His interest in the natural world and the outdoors, his love for gardening, fishing or foraging and his passion and enthusiasm for travelling, world cultures, jazz, theatre, cinema, and of course food and wine is evident in the thousands of sketches found in these sketchbooks.
David Michie, From sketchbook 18: Edinburgh Jazz parade, pen and ink, 1995
David Michie, Fishing boats, pastel on paper, c.1961-65
David Michie, Studies of a Red Whiskered Bulbul, black pen and ink, 1996; and;
David Michie, Two studies of an animal skull, black biro, 1954-57
David Michie, From Sketchbook 3, Bologna, pen and ink, 1998
…most of my work is autobiographical and is akin to keeping a diary. Looking back over a number of years there are interests which I can find constant. I respond to things seen and enjoy being arrested by things banal and exotic equally. I like the triviality of ordinary things and the potential they have to become extraordinary and to mean something.
Michie, D. (1982), from notes delivered to public prior to him being introduced for the post of head of the School of Painting and Drawing at ECA; The Michie Bequest Archives
David Michie, Timber house in garden, pastel on paper, 1965
The travelling scholarship he was awarded in 1953-54 took him and his fellow painter and friend John Houston OBE RSA (1930-2008) to Paris, Milan, Florence, Rome, Orvieto, Anticoli Corrado, Naples, Ravenna and Venice. Whilst in Florence and Milan they were in the company of William G Gillies OBE RSA (1898-1973). At the time, Gillies was the head of Painting and Drawing of Edinburgh College of Art and had visited Italy to see ECA Student works in the Exposition Internationale des Academies des Beaux-Arts in Milan, before travelling to Florence.
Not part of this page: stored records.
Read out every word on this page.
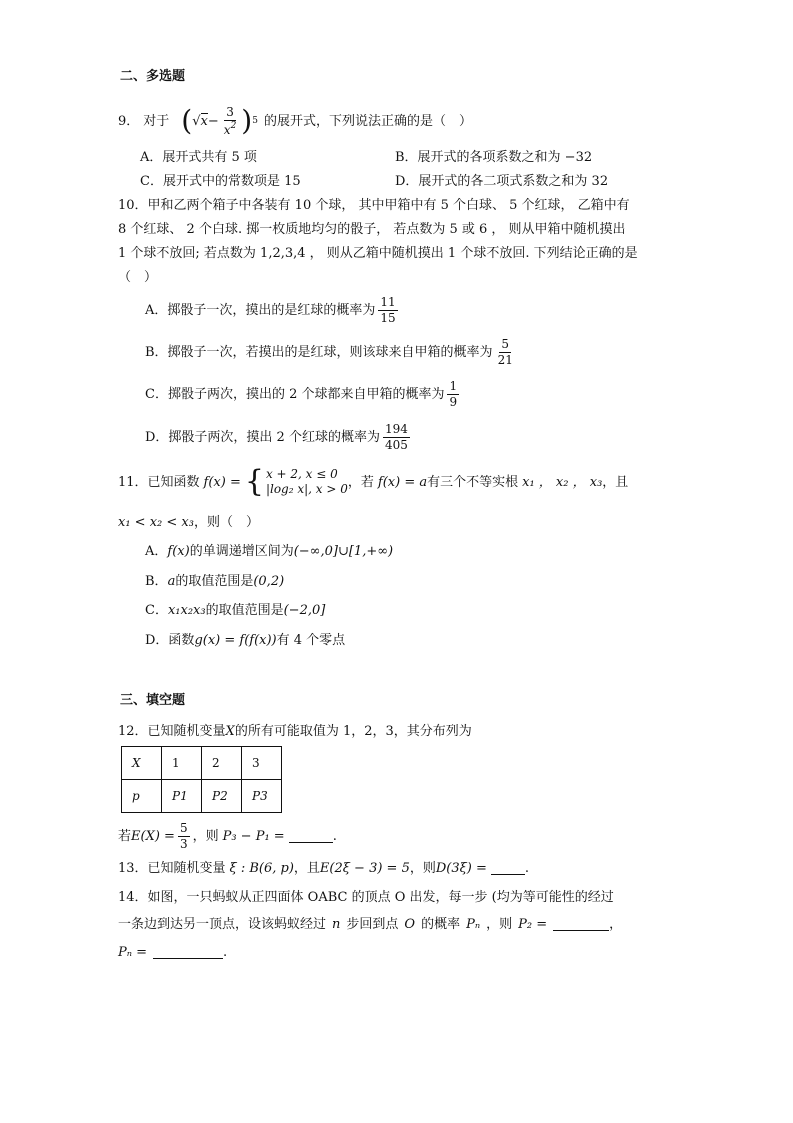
二、多选题
9． 对于 ( $√x - \frac{3}{x^2}$ ) 5 的展开式，下列说法正确的是（　）
A．展开式共有 5 项	B．展开式的各项系数之和为 −32
C．展开式中的常数项是 15	D．展开式的各二项式系数之和为 32
10．甲和乙两个箱子中各装有 10 个球， 其中甲箱中有 5 个白球、 5 个红球， 乙箱中有
8 个红球、 2 个白球. 掷一枚质地均匀的骰子， 若点数为 5 或 6 ， 则从甲箱中随机摸出
1 个球不放回; 若点数为 1,2,3,4 ， 则从乙箱中随机摸出 1 个球不放回. 下列结论正确的是
（　）
A．掷骰子一次，摸出的是红球的概率为 $\frac{11}{15}$
B．掷骰子一次，若摸出的是红球，则该球来自甲箱的概率为 $\frac{5}{21}$
C．掷骰子两次，摸出的 2 个球都来自甲箱的概率为 $\frac{1}{9}$
D．掷骰子两次，摸出 2 个红球的概率为 $\frac{194}{405}$
11．已知函数 f(x) = { x + 2, x ≤ 0
|log₂ x|, x > 0 ，若 f(x) = a 有三个不等实根 x₁ ， x₂ ， x₃ ，且
x₁ < x₂ < x₃，则（　）
A．f(x)的单调递增区间为(−∞,0]∪[1,+∞)
B．a的取值范围是(0,2)
C．x₁x₂x₃的取值范围是(−2,0]
D．函数g(x) = f(f(x))有 4 个零点
三、填空题
12．已知随机变量X的所有可能取值为 1，2，3，其分布列为
X	1	2	3
p	P1	P2	P3
若 $E(X) = \frac{5}{3}$ ，则 P₃ − P₁ =	.
13．已知随机变量 ξ : B(6, p) ，且 E(2ξ − 3) = 5 ，则 D(3ξ) =	.
14．如图，一只蚂蚁从正四面体 OABC 的顶点 O 出发，每一步 (均为等可能性的经过
一条边到达另一顶点，设该蚂蚁经过 n 步回到点 O 的概率 Pₙ ，则 P₂ =	，
Pₙ =	.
David Michie, Italy sketchbook, 1953-54, RSA Collections
David Michie, Portrait of John Houston OBE RSA (1930-2008), (lifelong friend and fellow ECA Travelling Scholar), brown pen and ink, Italy, 1953-54
David Michie, an Italian domed church, black conte, 1953-54
David Michie, Studies of Putto probably taken from a seen artwork, Italy, black conte, 1953-54
For the past year, my main focus has been accessioning these remarkable treasures. Accessioning, in basic terms, is the process of documenting and creating a permanent record of an acquisition within a collection, and assigning a unique number to the object.
In the case of Michie’s sketchbooks, I have been meticulously documenting every page of each sketchbook capturing essential information in order to make this collection and its related data available and accessible for study as well as preserving them for future generations. These objects, which form the basis of research and interpretation, have each page photographed and kept on record for easier access. So far, almost half of these sketchbooks and notebooks have been accessioned and added to the collections database.
For David Michie, a profound appreciation of ordinary things is what sketchbooks were made for thus we are also planning on professionally digitising and uploading this collection online in the future to allow everyone the opportunity to peak through these windows into his world and get inspired.